There are 56057 unique words in the data set.

import torch

def word2id (sentence):
    return torch.tensor([word_to_idx[word] for word  in sentence ], dtype=torch.long)

word2id(['Hello', 'my','name','is', 'john', 'hello', 'Hello'])

tensor([48582, 36790, 35040, 35000, 12817, 41889, 48582])

Tag 사전 만들기!

정답 데이터 집합을 만들어주기 위한 사전작업으로, Tag 사전을 만들어보자.

def extract_tag (pair):
    return [t for (s, t) in pair]

sentence_tags = [ extract_tag (pair) for pair in brown_news_tagged ]
flatten = [tag for sentence_tag in sentence_tags for tag in sentence_tag ]
unique_tags = list(set(flatten))
tag_to_idx = { word : i for i,word in enumerate(unique_tags) }
tag_size = len(unique_tags)

print('There are %d unique tags in the data set.' % tag_size)
print(tag_to_idx)

There are 12 unique tags in the data set.
{'ADP': 0, 'X': 1, 'VERB': 2, '.': 3, 'ADJ': 4, 'ADV': 5, 'PRT': 6, 'NOUN': 7, 'DET': 8, 'PRON': 9, 'NUM': 10, 'CONJ': 11}

def tag2id (tags):
    return torch.tensor([tag_to_idx[tag] for tag  in tags ], dtype=torch.long)
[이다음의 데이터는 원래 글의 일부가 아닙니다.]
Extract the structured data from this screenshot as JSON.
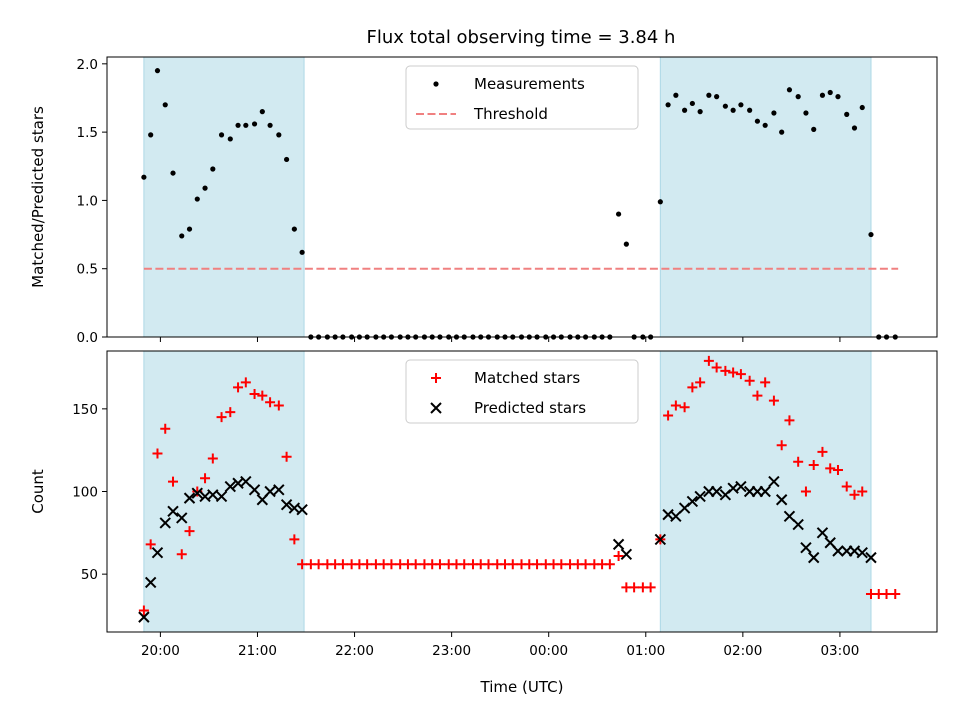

tag2id(['ADJ', 'ADP','ADV','CONJ', 'CONJ', 'PRT', 'X'])

tensor([ 4,  0,  5, 11, 11,  6,  1])

Training Data 집합과 Test Data 집합 만들기

전체 데이터의 75%는 트레이닝 데이터로, 25%는 테스트 데이터로 만들어주자!

import random

shuffled = list(brown_news_tagged)
random.seed(1)
random.shuffle(shuffled)

split_idx = (int)(0.75 * len(brown_news_tagged) )

training_data = shuffled[:split_idx]
test_data = shuffled[split_idx:]

PyTorch word embedding 사용해보기

import torch.nn as nn
import torch.nn.functional as F
import torch.optim as optim

torch.manual_seed(1)

embeds = nn.Embedding(vocab_size, 5)  # (vocab_size, embedding_size)
lookup_tensor = torch.tensor([word_to_idx["words"]], dtype=torch.long)
words_embed = embeds(lookup_tensor)
print(words_embed)

tensor([[ 0.1171,  0.0513,  0.8599, -0.8551, -0.3351]],
       grad_fn=<EmbeddingBackward>)

lstm = nn.LSTM(embedding_dim, 2)
first_hidden = (torch.zeros(1, 1, 2) ,
                torch.zeros(1, 1, 2))

sent = prepared_training_data[0]
length = len(sent)
embeded_sent = embeds(sentence)

lstm( embeded_sent.view(length, 1, -1), first_hidden )

---------------------------------------------------------------------------

NameError                                 Traceback (most recent call last)

<ipython-input-8-857c8f313cb1> in <module>
----> 1 lstm = nn.LSTM(embedding_dim, 2)
      2 first_hidden = (torch.zeros(1, 1, 2) ,
      3                 torch.zeros(1, 1, 2))
      4
      5 sent = prepared_training_data[0]


NameError: name 'embedding_dim' is not defined

sentence = sentences[0][:5]
print('The original sentence: %s \n' % sentence)
word_ids = word2id(sentence)
print('Ids: %s: \n' % word_ids)
sentence_embed = embeds(word_ids)
print('sentence_embed\'s shape:\n%s:' % str(sentence_embed))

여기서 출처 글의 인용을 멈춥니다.